Samedi, dès 20 heures une soixantaine de chanceux - ceux qui ont pris soin de prendre assez tôt leur réservation et quelques invités pourront goûter des vins bordelais issus de l'agriculture biologique et des fromages artisanaux amenés par les producteurs qui les feront déguster. Un groupe de musiciens accompagnera la soirée qui se déroulera dans les jardins de la Villa Mabapa, cet hôtel de belle renommée pour son accueil son style et la qualité de sa table. A ce propos, les hôtes ne se contenteront pas de vins et de fromages, mais ils se régaleront de plats traditionnels des provinces de France réinterprétés par le cusuinier et son équipe.

Pour ceux qui sont à Venise ce jour-là, venez ! Il reste encore quelques places.


17 avril 2022

En musique, le vrai retour du printemps !

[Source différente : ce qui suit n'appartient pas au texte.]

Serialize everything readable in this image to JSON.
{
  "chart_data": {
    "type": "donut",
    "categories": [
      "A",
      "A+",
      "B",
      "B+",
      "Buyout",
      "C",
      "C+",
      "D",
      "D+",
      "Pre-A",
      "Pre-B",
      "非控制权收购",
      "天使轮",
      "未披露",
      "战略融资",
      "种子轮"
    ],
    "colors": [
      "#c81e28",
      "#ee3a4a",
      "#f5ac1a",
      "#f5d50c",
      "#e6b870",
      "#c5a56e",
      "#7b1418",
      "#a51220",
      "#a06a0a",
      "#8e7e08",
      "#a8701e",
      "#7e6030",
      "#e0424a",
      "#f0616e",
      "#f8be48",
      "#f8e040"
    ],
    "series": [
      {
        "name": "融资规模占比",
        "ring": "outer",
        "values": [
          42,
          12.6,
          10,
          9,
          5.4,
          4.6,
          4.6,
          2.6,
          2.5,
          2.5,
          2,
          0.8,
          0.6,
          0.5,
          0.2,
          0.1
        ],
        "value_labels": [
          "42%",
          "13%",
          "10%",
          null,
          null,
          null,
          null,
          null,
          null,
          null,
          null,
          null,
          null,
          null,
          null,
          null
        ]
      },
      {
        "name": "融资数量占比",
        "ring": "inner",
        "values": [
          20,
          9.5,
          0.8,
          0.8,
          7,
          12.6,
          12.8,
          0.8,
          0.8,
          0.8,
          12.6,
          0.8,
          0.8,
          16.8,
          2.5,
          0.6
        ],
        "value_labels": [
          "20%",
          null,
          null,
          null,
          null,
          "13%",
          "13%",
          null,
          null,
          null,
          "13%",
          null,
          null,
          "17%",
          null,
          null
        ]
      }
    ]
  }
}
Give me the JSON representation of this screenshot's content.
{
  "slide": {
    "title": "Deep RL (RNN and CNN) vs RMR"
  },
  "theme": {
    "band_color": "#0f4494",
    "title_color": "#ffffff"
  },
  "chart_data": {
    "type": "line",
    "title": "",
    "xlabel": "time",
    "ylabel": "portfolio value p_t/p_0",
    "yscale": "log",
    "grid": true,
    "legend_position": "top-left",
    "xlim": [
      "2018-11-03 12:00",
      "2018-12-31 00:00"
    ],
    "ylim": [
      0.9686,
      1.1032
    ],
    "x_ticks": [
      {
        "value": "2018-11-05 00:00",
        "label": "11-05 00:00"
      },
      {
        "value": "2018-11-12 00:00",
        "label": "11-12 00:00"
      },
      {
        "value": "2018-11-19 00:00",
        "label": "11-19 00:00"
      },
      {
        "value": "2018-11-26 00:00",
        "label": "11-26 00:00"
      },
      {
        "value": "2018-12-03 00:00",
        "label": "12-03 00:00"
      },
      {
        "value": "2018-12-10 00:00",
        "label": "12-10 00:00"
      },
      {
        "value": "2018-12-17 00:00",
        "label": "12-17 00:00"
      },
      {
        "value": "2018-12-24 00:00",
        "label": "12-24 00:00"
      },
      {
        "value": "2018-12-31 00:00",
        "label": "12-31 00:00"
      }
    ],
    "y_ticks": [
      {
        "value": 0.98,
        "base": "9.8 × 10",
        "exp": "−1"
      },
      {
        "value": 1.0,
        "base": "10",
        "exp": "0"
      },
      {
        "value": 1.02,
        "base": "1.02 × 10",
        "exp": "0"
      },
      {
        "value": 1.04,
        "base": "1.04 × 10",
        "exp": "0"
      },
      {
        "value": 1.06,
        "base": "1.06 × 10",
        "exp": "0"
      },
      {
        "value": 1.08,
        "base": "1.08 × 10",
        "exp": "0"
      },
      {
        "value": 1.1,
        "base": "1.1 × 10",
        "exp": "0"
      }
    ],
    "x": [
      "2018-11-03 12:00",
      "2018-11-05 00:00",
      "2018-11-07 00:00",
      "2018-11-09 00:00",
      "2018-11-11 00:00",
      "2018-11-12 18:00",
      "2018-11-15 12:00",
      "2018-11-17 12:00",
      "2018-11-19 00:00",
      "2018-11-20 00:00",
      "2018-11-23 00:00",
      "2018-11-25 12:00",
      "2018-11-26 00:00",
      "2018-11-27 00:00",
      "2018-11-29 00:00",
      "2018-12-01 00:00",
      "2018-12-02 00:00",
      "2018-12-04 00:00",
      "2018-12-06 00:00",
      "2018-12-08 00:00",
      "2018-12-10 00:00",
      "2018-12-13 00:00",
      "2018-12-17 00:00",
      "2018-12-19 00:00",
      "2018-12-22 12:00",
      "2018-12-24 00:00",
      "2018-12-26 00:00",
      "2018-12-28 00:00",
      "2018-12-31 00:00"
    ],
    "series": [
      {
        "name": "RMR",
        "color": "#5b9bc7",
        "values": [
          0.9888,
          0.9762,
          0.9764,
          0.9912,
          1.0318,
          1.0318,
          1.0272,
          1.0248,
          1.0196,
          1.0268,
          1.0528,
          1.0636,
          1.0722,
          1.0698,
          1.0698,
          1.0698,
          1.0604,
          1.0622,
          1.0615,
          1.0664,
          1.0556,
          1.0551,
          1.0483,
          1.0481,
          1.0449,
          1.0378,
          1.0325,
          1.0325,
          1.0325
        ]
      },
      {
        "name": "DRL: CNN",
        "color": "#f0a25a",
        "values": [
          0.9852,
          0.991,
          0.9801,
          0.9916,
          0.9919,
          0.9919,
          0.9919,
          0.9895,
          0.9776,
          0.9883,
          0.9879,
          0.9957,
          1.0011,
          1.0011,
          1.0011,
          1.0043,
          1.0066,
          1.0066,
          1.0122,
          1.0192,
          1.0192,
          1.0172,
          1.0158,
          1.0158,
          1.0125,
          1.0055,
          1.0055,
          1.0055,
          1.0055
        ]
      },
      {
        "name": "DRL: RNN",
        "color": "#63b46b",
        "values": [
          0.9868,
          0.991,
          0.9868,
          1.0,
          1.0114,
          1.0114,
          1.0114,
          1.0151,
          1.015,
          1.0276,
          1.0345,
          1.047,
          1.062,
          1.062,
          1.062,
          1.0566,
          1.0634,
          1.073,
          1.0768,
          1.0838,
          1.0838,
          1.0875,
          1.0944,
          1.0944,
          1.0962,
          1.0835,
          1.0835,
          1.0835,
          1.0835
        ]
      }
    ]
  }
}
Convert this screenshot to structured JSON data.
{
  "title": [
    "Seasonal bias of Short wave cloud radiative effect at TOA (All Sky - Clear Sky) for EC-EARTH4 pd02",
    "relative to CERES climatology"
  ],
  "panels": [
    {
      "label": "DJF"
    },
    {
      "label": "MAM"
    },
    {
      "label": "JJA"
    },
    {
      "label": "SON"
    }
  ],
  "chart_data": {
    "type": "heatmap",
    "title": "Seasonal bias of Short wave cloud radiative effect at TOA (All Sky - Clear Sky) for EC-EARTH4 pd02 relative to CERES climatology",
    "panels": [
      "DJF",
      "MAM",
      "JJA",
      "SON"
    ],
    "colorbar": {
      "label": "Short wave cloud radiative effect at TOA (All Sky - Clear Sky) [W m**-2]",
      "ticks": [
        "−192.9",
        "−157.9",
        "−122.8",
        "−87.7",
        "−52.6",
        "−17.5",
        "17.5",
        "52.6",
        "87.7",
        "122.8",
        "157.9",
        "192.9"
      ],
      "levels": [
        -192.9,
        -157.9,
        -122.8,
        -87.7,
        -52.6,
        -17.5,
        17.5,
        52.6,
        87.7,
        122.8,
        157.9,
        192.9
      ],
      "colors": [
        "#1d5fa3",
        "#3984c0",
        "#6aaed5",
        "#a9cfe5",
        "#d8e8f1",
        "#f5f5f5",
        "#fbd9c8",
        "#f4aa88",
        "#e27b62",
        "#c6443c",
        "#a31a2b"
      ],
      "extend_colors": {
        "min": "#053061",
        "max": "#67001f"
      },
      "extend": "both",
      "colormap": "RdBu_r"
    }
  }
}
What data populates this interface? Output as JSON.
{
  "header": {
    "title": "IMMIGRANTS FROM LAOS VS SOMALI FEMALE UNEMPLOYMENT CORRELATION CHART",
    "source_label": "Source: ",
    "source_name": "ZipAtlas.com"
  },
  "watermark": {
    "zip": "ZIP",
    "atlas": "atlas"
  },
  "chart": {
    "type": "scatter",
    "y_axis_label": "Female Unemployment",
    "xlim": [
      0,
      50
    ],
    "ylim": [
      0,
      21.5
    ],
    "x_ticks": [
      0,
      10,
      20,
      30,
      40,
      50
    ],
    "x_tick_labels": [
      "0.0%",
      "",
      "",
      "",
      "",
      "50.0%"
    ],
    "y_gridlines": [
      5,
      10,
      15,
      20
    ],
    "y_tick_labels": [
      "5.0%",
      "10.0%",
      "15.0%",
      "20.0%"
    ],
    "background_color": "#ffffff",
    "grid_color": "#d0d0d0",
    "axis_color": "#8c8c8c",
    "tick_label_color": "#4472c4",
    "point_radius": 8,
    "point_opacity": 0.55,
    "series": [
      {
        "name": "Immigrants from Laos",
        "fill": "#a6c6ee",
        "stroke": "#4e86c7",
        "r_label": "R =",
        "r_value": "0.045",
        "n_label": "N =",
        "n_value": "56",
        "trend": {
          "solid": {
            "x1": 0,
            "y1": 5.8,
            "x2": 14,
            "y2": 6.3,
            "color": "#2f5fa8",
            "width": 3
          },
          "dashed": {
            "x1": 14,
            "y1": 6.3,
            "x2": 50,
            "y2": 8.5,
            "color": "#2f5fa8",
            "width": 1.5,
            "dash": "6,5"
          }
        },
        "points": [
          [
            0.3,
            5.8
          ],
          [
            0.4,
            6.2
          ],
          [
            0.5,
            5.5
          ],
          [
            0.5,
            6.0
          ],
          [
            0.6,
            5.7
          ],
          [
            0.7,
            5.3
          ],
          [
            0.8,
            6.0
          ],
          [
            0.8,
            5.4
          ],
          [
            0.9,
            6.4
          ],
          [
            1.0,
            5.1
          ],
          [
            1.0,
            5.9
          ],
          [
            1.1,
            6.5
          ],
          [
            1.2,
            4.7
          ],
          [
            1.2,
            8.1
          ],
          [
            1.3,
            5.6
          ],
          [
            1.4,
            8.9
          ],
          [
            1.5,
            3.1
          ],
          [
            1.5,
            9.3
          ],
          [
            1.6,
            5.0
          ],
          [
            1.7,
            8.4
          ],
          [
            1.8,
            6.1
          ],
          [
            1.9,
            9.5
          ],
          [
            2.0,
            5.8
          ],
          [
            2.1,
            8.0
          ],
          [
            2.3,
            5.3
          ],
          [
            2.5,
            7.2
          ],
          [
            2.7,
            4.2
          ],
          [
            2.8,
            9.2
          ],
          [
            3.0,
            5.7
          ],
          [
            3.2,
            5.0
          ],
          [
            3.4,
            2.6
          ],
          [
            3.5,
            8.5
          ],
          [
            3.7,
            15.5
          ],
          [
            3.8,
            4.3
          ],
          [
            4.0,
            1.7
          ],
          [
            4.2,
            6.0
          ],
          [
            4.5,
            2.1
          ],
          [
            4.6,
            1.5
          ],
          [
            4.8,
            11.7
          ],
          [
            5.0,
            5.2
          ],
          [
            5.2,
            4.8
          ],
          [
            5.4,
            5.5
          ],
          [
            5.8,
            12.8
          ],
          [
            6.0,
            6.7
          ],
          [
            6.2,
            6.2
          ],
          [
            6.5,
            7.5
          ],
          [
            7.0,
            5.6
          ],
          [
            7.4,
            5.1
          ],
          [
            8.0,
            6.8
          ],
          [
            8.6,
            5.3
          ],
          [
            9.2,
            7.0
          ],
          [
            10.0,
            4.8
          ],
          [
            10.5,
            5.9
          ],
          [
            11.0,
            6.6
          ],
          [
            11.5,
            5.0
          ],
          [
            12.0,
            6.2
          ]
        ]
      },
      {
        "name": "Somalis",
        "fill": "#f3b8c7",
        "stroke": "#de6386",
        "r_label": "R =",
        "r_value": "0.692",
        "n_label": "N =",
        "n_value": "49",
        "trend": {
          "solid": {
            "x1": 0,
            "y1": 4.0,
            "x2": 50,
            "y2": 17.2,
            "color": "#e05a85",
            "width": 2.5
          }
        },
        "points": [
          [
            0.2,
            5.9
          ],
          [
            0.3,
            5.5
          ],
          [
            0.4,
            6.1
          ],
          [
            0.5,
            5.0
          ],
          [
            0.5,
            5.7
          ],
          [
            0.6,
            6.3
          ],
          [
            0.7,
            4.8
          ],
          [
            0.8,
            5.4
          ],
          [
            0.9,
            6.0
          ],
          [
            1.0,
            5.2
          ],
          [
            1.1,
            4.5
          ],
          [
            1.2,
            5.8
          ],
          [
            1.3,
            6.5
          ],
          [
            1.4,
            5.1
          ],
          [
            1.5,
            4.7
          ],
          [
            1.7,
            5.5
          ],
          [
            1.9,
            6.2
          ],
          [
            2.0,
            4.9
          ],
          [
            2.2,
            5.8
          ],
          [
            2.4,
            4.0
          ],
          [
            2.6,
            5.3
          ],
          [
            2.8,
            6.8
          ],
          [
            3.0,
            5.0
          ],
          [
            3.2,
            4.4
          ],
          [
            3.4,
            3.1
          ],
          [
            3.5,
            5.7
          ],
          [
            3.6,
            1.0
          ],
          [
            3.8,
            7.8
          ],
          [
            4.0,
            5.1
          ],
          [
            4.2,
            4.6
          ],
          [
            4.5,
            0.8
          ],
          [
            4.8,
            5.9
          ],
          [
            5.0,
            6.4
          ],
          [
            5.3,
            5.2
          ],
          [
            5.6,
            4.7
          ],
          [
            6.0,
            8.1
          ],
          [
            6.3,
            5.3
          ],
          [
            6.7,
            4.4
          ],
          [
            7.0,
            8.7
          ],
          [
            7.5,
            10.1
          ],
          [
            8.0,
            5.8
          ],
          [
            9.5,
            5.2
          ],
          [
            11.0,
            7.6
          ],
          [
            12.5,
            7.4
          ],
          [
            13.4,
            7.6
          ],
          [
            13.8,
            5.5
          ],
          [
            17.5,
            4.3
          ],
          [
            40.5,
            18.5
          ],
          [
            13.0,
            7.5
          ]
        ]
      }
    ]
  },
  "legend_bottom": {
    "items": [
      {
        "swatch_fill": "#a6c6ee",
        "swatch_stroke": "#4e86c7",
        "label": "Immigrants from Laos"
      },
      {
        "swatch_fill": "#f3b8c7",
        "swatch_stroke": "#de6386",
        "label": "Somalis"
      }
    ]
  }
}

Près de l'endroit où je vis à Venise, on croise souvent, installé avec son luth, le musicien hongrois Bence Bók, devenu une figure du quotidien vénitien, comme d'autres le furent avant lui. Il joue de son instrument imperturbablement, des airs de la Renaissance, en toute saisons. J'assimile sa silhouette, le ton toujours tranquille de sa voix, à l'hiver. Cela vient de l'époque où nous habitions quasiment sur le campo Sant'Angelo, à l'entrée de la Calle dei Avvocati. Un jour gris de novembre où je réalisais le vide laissé par Mitsou, notre vieux chat orange, mort quelques semaines auparavant, avant de pouvoir revenir à Venise qu'il affectionnait, je regardais le campo dont on devinait à peine les façades. Comme si à sa place, il y avait un vide et que l'espace n'était qu'un épais nuage gris. Quelques lumières apparaissaient comme des étoiles dans un ciel lointain. Le silence était impressionnant. Tristesse et mélancolie donc que le mordant de l'air renforçait. Soudain, le son du luth. Magique. On ne discernait pas d'où la musique provenait. C'était la fin de l'après-midi. A Venise, la nuit tombe vite et les jours de caigo. La mélopée semblait colorer la brume. 

© Larry Mellman - 2009

En cette veille de Pâques, quand le Triduum Pascal arrive à son terme, le printemps s'amplifie. Après la glycine, le lilas et le mimosa, c'est la joie qui fleurit. Le ciel se fait plus beau et l'air plus doux. Les vestes et les manteaux tombent, les jambes des filles se colorent, les garçons les emmènent sur leurs barques fringantes, les merles lancent leurs trilles joyeuses... C'est à tout cela que me fait penser la vidéo, postée il y a quelques années maintenant du groupe vénitien Rumatera invité aux Indiemood sessions que me fit connaître mon ami Antoine Lalanne Desmet. Une musique joyeuse, une compagnie amicale, au fil de l'eau, un jour de grand beau temps, sur le Rio Marin. Les trois musiciens vénitiens sont à bord de la «Sarsegna» un topetto (une embarcation typique à fonds plat de la lagune de Venise qui peut contenir jusqu'à 6 passagers)  rénové  par l'association Il Caicio.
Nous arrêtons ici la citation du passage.